Puoi anche lavorare per guadagnare soldi ma per mandare soldi è un problema.
Per mettere soldi in tasca, per camminare, quando ci vede la polizia, ci arresta, ti mettono in galera e ti prendono i soldi.

È un Paese in cui non c’è libertà di vivere, allora uno dice “perché noi andiamo in Italia?!”. Perché abbiamo visto che ci sono tanti amici che vanno in Italia. Però per arrivare in Italia bisogna passare il mare, e per passare il mare ho visto tante persone che morivano col barcone e io avevo paura di andare vicino al mare, perché non ero mai sono stato al mare e quindi questa è una cosa che viene in mente e quindi come si fa a vivere così? bisogna andare avanti o tornare indietro?

Ho deciso di andare avanti e di vedere come sarebbe cambiata la vita.

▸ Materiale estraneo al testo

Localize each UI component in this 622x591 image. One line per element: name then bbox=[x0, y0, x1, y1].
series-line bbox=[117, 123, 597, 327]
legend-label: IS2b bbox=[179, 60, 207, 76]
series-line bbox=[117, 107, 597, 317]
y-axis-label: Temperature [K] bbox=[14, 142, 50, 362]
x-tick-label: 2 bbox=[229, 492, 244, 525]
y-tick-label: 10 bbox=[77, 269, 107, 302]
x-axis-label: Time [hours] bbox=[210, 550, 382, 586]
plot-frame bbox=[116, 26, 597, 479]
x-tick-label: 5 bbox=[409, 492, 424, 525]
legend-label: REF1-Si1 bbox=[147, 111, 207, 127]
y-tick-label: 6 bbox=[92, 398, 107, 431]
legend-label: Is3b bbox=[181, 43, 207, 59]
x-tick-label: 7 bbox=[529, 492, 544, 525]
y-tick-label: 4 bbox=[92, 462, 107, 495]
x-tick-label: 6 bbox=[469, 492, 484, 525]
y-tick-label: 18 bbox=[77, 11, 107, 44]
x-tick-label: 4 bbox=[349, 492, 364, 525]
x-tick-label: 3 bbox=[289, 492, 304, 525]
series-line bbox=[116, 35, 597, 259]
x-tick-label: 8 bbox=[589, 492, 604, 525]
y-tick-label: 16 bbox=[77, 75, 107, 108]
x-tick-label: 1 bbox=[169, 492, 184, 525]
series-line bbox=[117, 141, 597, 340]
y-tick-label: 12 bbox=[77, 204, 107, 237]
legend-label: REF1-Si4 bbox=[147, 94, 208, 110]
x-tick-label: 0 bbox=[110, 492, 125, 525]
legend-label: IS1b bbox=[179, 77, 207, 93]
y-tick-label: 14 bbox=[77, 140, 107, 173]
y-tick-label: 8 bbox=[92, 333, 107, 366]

Poi dopo 7-8 mesi che ho lavorato lì per trovare un po’ di soldi, abbiamo pagato 1500 dollari per prendere il barcone.

Abbiamo preso il barcone nel 2007, il primo ottobre, il mare era mosso. Siamo partiti in 49 persone, sono passati 3-4 giorni per raggiungere Lampedusa. È stato un po’ pesante, è stato un viaggio proprio brutto. Siamo arrivati a Lampedusa, poi da Lampedusa ci hanno messo in un campo dove racconti la tua storia per la commissione. Sono stato a Lampedusa 2-3 giorni, poi mi hanno portato a Siracusa per un mese: lì ti danno da mangiare, ti danno tutto, non come in Libia quando stavo in galera senza niente.

Poi mi hanno portato a Caltanissetta, anche là sono stato due mesi e ho parlato alla commissione e mi hanno dato il foglio di via, 5 giorni e dovevo andare via. Poi da lì mi sono diretto a Napoli, perché loro mi dissero che siccome avevo il foglio di via non potevo arrivare a Milano oppure Torino, altrimenti mi avrebbero arrestato. E allora qualcuno mi ha detto vai a Napoli perché lì è più tranquillo, anche se non hai documenti tu puoi stare lì e sono arrivato a Napoli, sono stato a Castel Volturno quasi 11 anni. In realtà ho passato tante cose, ho visto tante cose, in tutti questi 11 anni a Castel Volturno.

Poi mi sono occupato del gruppo ghanese che vive a Castel Volturno come mediatore culturale e ho cercato di aiutare le persone che hanno bisogno di tradurre le parole in italiano. Io non parlo bene l’italiano però sono riuscito a imparare un pochino meglio rispetto ad altri e ho cercato di aiutarli.  Allora grazie al Centro Fernandes mi hanno detto vieni a lavorare insieme e sono venuto qui a lavorare con loro.»

Vorresti tornare nel tuo Paese oppure restare in Italia?

«Un giorno voglio tornare nel mio Paese e fare tutto quel che ho imparato qui e insegnare a loro.

Da quando sono qui ho cercato di imparare tante cose e le cose che ho imparato bisogna che io le insegni agli altri. Per esempio, noi che abbiamo imparato qualcosa qui e potremmo creare una piccola cosa che possa essere utile per loro, per far crescere, perché in Africa da uno che stava in Europa e torna loro pensano che ha imparato qualcosa, ed è meglio che non tieni tutto per te ma che insegni alla mia famiglia, alle persone che hanno bisogno della mia esperienza in Ghana.»

Quindi in Ghana hai la tua famiglia…

«Sì,  ho la mia famiglia, gli amici. C’è tutto.»